Aimar Centeno

Personal information
- Date of birth: 1986 (age 39–40)
- Place of birth: Agustín Roca, Junín, Buenos Aires, Argentina
- Positions: Midfielder; winger;

Youth career
- Renato Cesarini
- 2003: River Plate
- 2004: Chacarita Juniors

Senior career*
- Years: Team / Apps / (Gls)
- 2005: Sarmiento
- 2005: → Teodolina (loan)
- 2006–2016: Origone

= Aimar Centeno =

Argentine footballer (born 1986)

Aimar Centeno (born 1986) is an Argentine former footballer who played as a midfielder.

==Early life==
Centeno was born in early 1986 in the town of Agustín Roca, within the county of Junín in Buenos Aires Province. He inherited his passion for football from his father, Roberto, who took him to play football in local fields at the age of three.

==Career==
===Early career and Camino a la Gloria===
Centeno moved to Rosario without his family as a child, joining the Renato Cesarini footballing school. In early 2002, Centeno was one of over 12,000 young footballers between the ages of fourteen and seventeen to try out for Camino a la Gloria (Road to Glory), a show broadcast on Canal 13 looking for the next young Argentine footballing star, with the prize being a trial with Spanish side Real Madrid.

Having showcased his ability at the Campo Argentino de Polo, in front of hundreds of onlookers, he was selected as one of the forty-two players to train at the ground of Hindú Club. In front of former footballers Roberto Perfumo, José Basualdo, Carlos Mac Allister and referee Javier Castrilli, Centeno fought off competition from fifteen other finalists to win the competition. In a 2009 interview with Junín-based newspaper Diario Democracia, Centeno revealed that Perfumo had already jokingly told him to "get his passport ready" before the final of the show.

===Trial with Real Madrid===
On his arrival at the Madrid–Barajas Airport, ahead of his trial with Real Madrid, Centeno was met by a host of journalists and photographers, and was asked for autographs, akin to the treatment received by professional footballers. As well as the trial, his expenses were all paid for, and he received a car and cash as part of the prize for winning the competition. He travelled with former Brazilian international footballer Delém, who had worked as a players' advisor on Camino a la Gloria, as well as his father.

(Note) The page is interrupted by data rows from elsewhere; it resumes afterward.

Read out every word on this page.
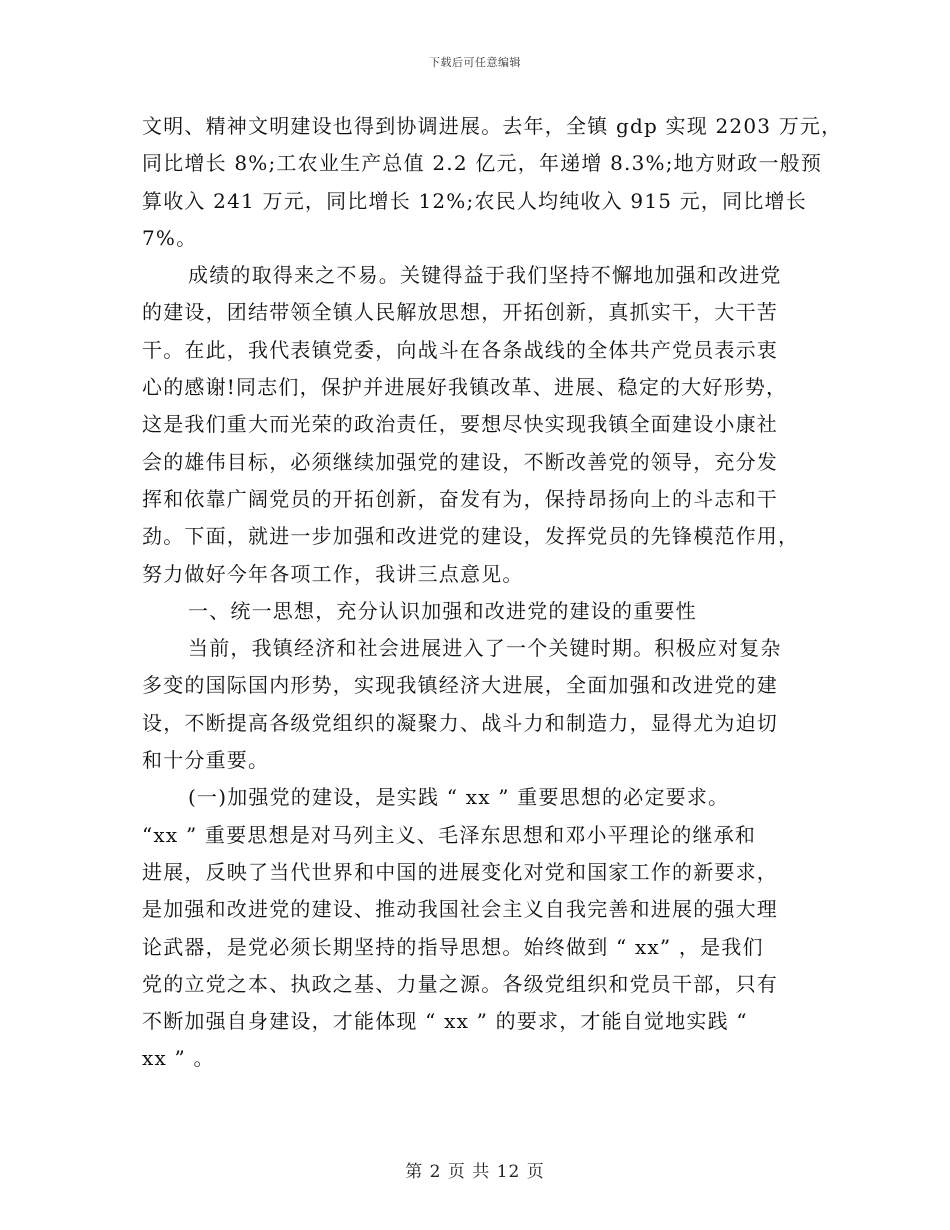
下载后可任意编辑
文明、精神文明建设也得到协调进展。去年，全镇 gdp 实现 2203 万元，
同比增长 8%;工农业生产总值 2.2 亿元，年递增 8.3%;地方财政一般预
算收入 241 万元，同比增长 12%;农民人均纯收入 915 元，同比增长
7%。
成绩的取得来之不易。关键得益于我们坚持不懈地加强和改进党
的建设，团结带领全镇人民解放思想，开拓创新，真抓实干，大干苦
干。在此，我代表镇党委，向战斗在各条战线的全体共产党员表示衷
心的感谢!同志们，保护并进展好我镇改革、进展、稳定的大好形势，
这是我们重大而光荣的政治责任，要想尽快实现我镇全面建设小康社
会的雄伟目标，必须继续加强党的建设，不断改善党的领导，充分发
挥和依靠广阔党员的开拓创新，奋发有为，保持昂扬向上的斗志和干
劲。下面，就进一步加强和改进党的建设，发挥党员的先锋模范作用，
努力做好今年各项工作，我讲三点意见。
一、统一思想，充分认识加强和改进党的建设的重要性
当前，我镇经济和社会进展进入了一个关键时期。积极应对复杂
多变的国际国内形势，实现我镇经济大进展，全面加强和改进党的建
设，不断提高各级党组织的凝聚力、战斗力和制造力，显得尤为迫切
和十分重要。
(一)加强党的建设，是实践 “ xx ” 重要思想的必定要求。
“xx ” 重要思想是对马列主义、毛泽东思想和邓小平理论的继承和
进展，反映了当代世界和中国的进展变化对党和国家工作的新要求，
是加强和改进党的建设、推动我国社会主义自我完善和进展的强大理
论武器，是党必须长期坚持的指导思想。始终做到 “ xx” ，是我们
党的立党之本、执政之基、力量之源。各级党组织和党员干部，只有
不断加强自身建设，才能体现 “ xx ” 的要求，才能自觉地实践 “
xx ” 。
第 2 页 共 12 页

Training with the club's 'Juvenil C' team, Centeno was injured in his first training session, suffering a tear to one of his abductor muscles. He spent two weeks training with Real Madrid's other injured players, before featuring in a game against a local Madrid-based side, where he played in the number 8 shirt. However, after another week of training, he was told that the trial had been unsuccessful.

===Return to Argentina===
On his return to Argentina, he went on trial with professional side River Plate, as part of an agreement with his former club Renato Cesarini. He was accepted into River Plate's academy, where his teammates included future Argentina and Colombia internationals, Augusto Fernández and Radamel Falcao, respectively. In his first six months with the club, he was the youth team's starting right-midfielder, but he was side-lined following another injury. Having struggled to integrate into the youth team, a trip to England was set to improve his relationships with his teammates. However, after being told by a coach that he was no longer going to be one of the travelling players, his performance levels dropped, and he would later state in the 2009 interview with Diario Democracia that he stopped caring, and that he made the mistake of "wasting" the last six months with River Plate.

Following his release, he trialled unsuccessfully with Rosario Central, before joining Chacarita Juniors. He only spent one year with Chacarita before joining Sarmiento, who were competing in the Primera B Nacional at the time. In his one season with Sarmiento, he was loaned to Primera B Metropolitana side Teodolina. He spent ten years with amateur Liga de Junín side Origone, winning the Torneo Interligas de Fútbol in 2010, before retiring from football in 2016.

==Later life==
While playing for Sarmiento, Centeno worked as a concierge in a local hotel, before going on to work as a janitor, a soda delivery man, in a drugstore and as a truck driver.

==Impact on football==
Centeno continues to be cited as an archetype of young South American footballers who return to the continent following failed moves to larger European clubs.